When I was a little kid, I had a friend whose mom used to make parmesan basil popcorn on weekends, and that memory came floating back to me last week when making snacks for the playoff games. Pesto-inspired popcorn laden with garlic, fresh basil, olive oil and parmesan cheese...I mean really, what's not to love? While jarred parmesan cheese certainly has its uses, this is one place you really want to use freshly grated - the fresh parmesan cheese has a great salty bite, and it also melts a little when you add it to the hot popcorn.

I won't lie and tell you this is a 100-calorie snack - hello butter and cheese - but with portion control, it's not as bad as you might think (around 250 calories a serving). And it's for a special occasion. Like the Superbowl, or an awards show party, or a Friday night movie after a super long work week. ;-) You might want to have a few other people around when you make it though...Matt and I were the only two people here and we devoured the bowl in seconds. We literally could not stop until every last kernel was gone. It's really that good.

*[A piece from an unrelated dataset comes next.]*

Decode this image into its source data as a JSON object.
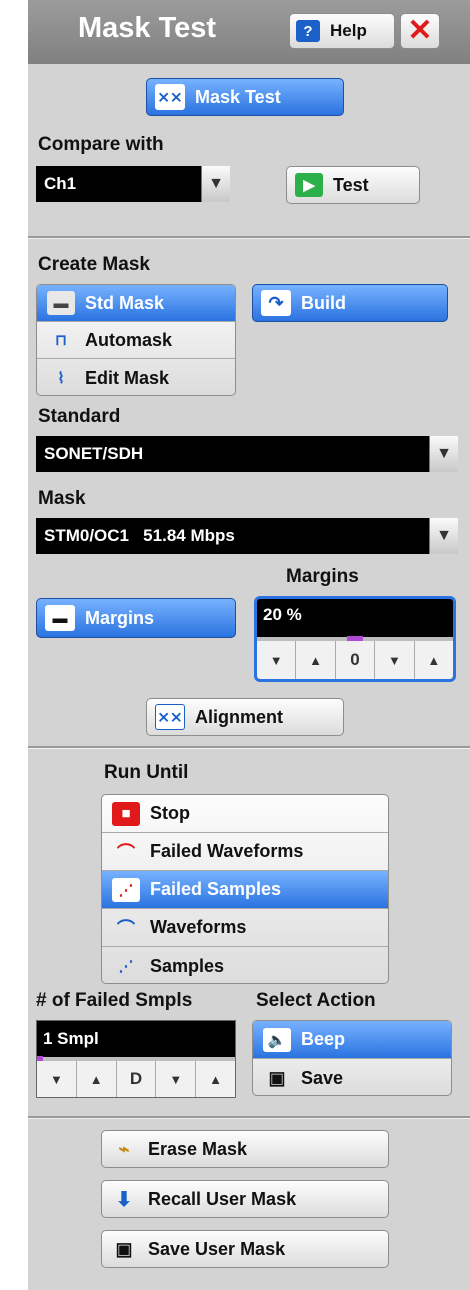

Scroll down below to check out other ReDuxers' adaptations of 2013 foodie trends. There are some goodies in there!

Pesto Popcorn

Serves 6

1/2 cup popcorn kernels
2 Tbsp. olive oil
4 Tbsp. butter
2 cloves garlic, finely minced
1 cup packed basil leaves, chopped
1/2 cup freshly grated parmesan cheese
2 tsp. salt

Using an air popper, pop the corn kernels and set aside.

In a small saucepan, heat the olive oil and butter together over medium-low heat. Add minced garlic and cook slowly for about 4 minutes, until fragrant (do not brown). Turn heat to low and add basil. Heat for 1 minute more, then remove from heat.

Pour the butter/garlic mixture over the popcorn and toss to coat. Then add parmesan cheese and salt, and toss again to coat. Serve and enjoy!